Esses sistemas, se não forem limpos com peridiocidade e da forma correta, se tornam o habitat ideal para a proliferação de bactérias, vírus e fungos que podem comprometer a saúde dos funcionários, caracterizando a ‘síndrome do edifício doente’.

O que enfatiza a ‘síndrome do edifício doente’ é que os sintomas costumam melhorar assim que o colaborador deixa o ambiente de trabalho, como afirma João Silvestre da Silva Júnior, diretor científico da APMT (Associação Paulista de Medicina do Trabalho) em entrevista ao portal de notícias G1: “Uma coisa muito comum nesses casos é que, na segunda-feira, a pessoa geralmente está melhor, mas na sexta-feira, está péssima. A fadiga é um sintoma encontrado com bastante frequência: não o cansaço normal, mas o cansaço do corpo tentando se defender de todas essas agressões.

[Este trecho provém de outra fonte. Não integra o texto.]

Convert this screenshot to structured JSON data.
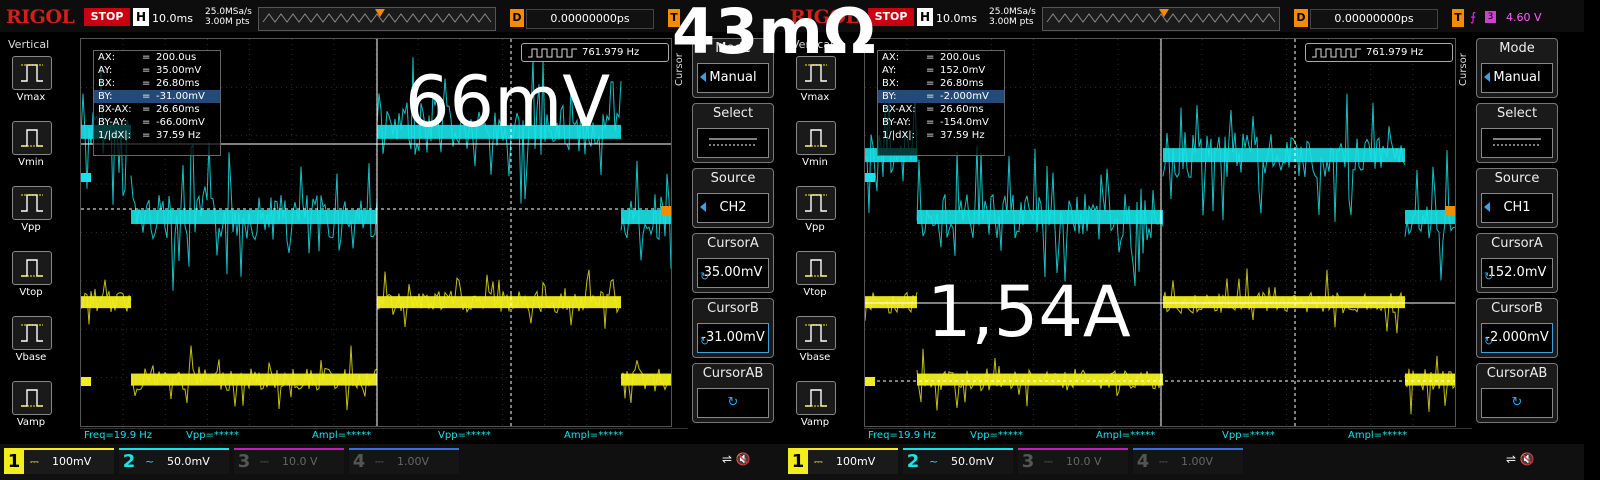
{
  "left": {
    "logo": "RIGOL",
    "run_state": "STOP",
    "timebase_key": "H",
    "timebase": "10.0ms",
    "sample_rate": "25.0MSa/s",
    "memory": "3.00M pts",
    "delay_key": "D",
    "delay": "0.00000000ps",
    "trigger_key": "T",
    "vertical_label": "Vertical",
    "meas_buttons": [
      "Vmax",
      "Vmin",
      "Vpp",
      "Vtop",
      "Vbase",
      "Vamp"
    ],
    "cursor_readout": [
      {
        "k": "AX:",
        "v": "200.0us"
      },
      {
        "k": "AY:",
        "v": "35.00mV"
      },
      {
        "k": "BX:",
        "v": "26.80ms"
      },
      {
        "k": "BY:",
        "v": "-31.00mV"
      },
      {
        "k": "BX-AX:",
        "v": "26.60ms"
      },
      {
        "k": "BY-AY:",
        "v": "-66.00mV"
      },
      {
        "k": "1/|dX|:",
        "v": "37.59 Hz"
      }
    ],
    "freq_counter": "761.979 Hz",
    "cursor_tab": "Cursor",
    "mode_head": "Mode",
    "mode_val": "Manual",
    "select_head": "Select",
    "source_head": "Source",
    "source_val": "CH2",
    "cursora_head": "CursorA",
    "cursora_val": "35.00mV",
    "cursorb_head": "CursorB",
    "cursorb_val": "-31.00mV",
    "cursorab_head": "CursorAB",
    "measurements": [
      "Freq=19.9 Hz",
      "Vpp=*****",
      "Ampl=*****",
      "Vpp=*****",
      "Ampl=*****"
    ],
    "channels": [
      {
        "num": "1",
        "coupling": "⎓",
        "scale": "100mV"
      },
      {
        "num": "2",
        "coupling": "~",
        "scale": "50.0mV"
      },
      {
        "num": "3",
        "coupling": "⎓",
        "scale": "10.0 V"
      },
      {
        "num": "4",
        "coupling": "⎓",
        "scale": "1.00V"
      }
    ],
    "annotation": "66mV"
  },
  "right": {
    "logo": "RIGOL",
    "run_state": "STOP",
    "timebase_key": "H",
    "timebase": "10.0ms",
    "sample_rate": "25.0MSa/s",
    "memory": "3.00M pts",
    "delay_key": "D",
    "delay": "0.00000000ps",
    "trigger_key": "T",
    "trigger_source": "3",
    "trigger_level": "4.60 V",
    "vertical_label": "Vertical",
    "meas_buttons": [
      "Vmax",
      "Vmin",
      "Vpp",
      "Vtop",
      "Vbase",
      "Vamp"
    ],
    "cursor_readout": [
      {
        "k": "AX:",
        "v": "200.0us"
      },
      {
        "k": "AY:",
        "v": "152.0mV"
      },
      {
        "k": "BX:",
        "v": "26.80ms"
      },
      {
        "k": "BY:",
        "v": "-2.000mV"
      },
      {
        "k": "BX-AX:",
        "v": "26.60ms"
      },
      {
        "k": "BY-AY:",
        "v": "-154.0mV"
      },
      {
        "k": "1/|dX|:",
        "v": "37.59 Hz"
      }
    ],
    "freq_counter": "761.979 Hz",
    "cursor_tab": "Cursor",
    "mode_head": "Mode",
    "mode_val": "Manual",
    "select_head": "Select",
    "source_head": "Source",
    "source_val": "CH1",
    "cursora_head": "CursorA",
    "cursora_val": "152.0mV",
    "cursorb_head": "CursorB",
    "cursorb_val": "-2.000mV",
    "cursorab_head": "CursorAB",
    "measurements": [
      "Freq=19.9 Hz",
      "Vpp=*****",
      "Ampl=*****",
      "Vpp=*****",
      "Ampl=*****"
    ],
    "channels": [
      {
        "num": "1",
        "coupling": "⎓",
        "scale": "100mV"
      },
      {
        "num": "2",
        "coupling": "~",
        "scale": "50.0mV"
      },
      {
        "num": "3",
        "coupling": "⎓",
        "scale": "10.0 V"
      },
      {
        "num": "4",
        "coupling": "⎓",
        "scale": "1.00V"
      }
    ],
    "annotation": "1,54A"
  },
  "overlay_title": "43mΩ",
  "colors": {
    "ch1": "#f2ee1c",
    "ch2": "#19e3e8",
    "ch3": "#c21fc2",
    "ch4": "#3a6ee0",
    "accent": "#f58b00",
    "stop": "#c8000f"
  },
  "waveforms": {
    "left": {
      "ch2_on_level": 0.24,
      "ch2_off_level": 0.46,
      "ch1_on_level": 0.68,
      "ch1_off_level": 0.88
    },
    "right": {
      "ch2_on_level": 0.3,
      "ch2_off_level": 0.46,
      "ch1_on_level": 0.68,
      "ch1_off_level": 0.88
    }
  }
}
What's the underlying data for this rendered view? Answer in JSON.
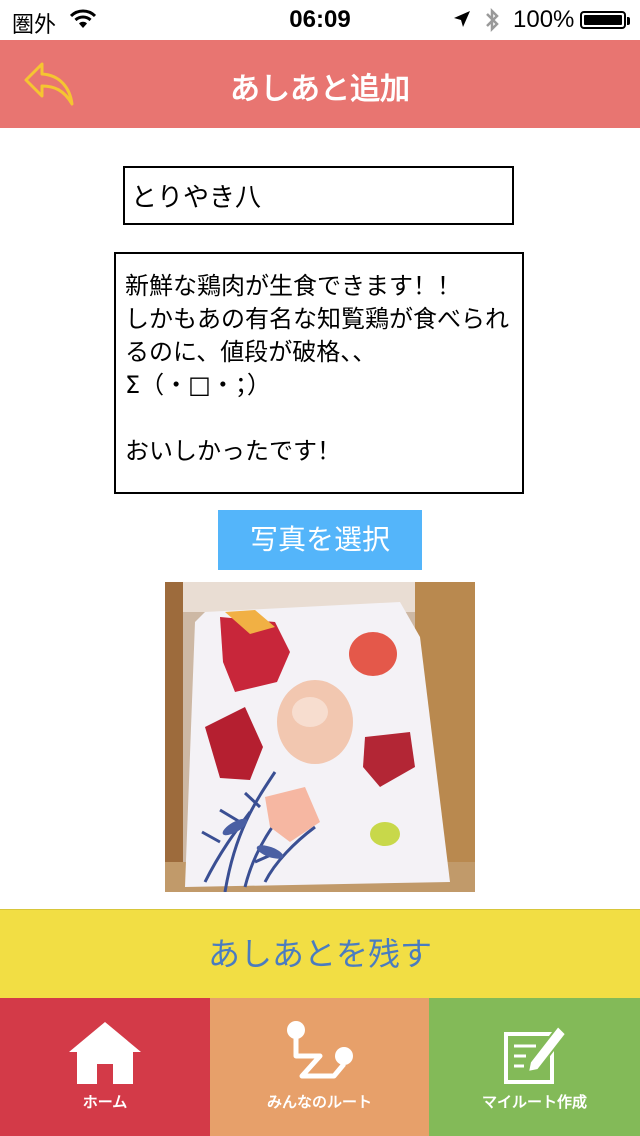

Neste contexto, empresas e indústrias devem seguir as normas estabelecidas pela ANVISA (Agência Nacional de Vigilância Sanitária). A mesma prevê por meio da RE nº 9 de 16 de janeiro de 2003 que todos os espaços climatizados devem manter um plano de manutenção e controle dos sistemas de condicionamento de ar e determina a contagem de microorganismos nos ambientes.

Além da manutenção periódica dos sistemas de refrigeração e condicionamento de ar obrigatória, devem fazer a análise microbiológica do ar. Empresas especializadas realizam esse teste, determinando os níveis de contaminação e quantidade de poluentes em ambientes climatizados.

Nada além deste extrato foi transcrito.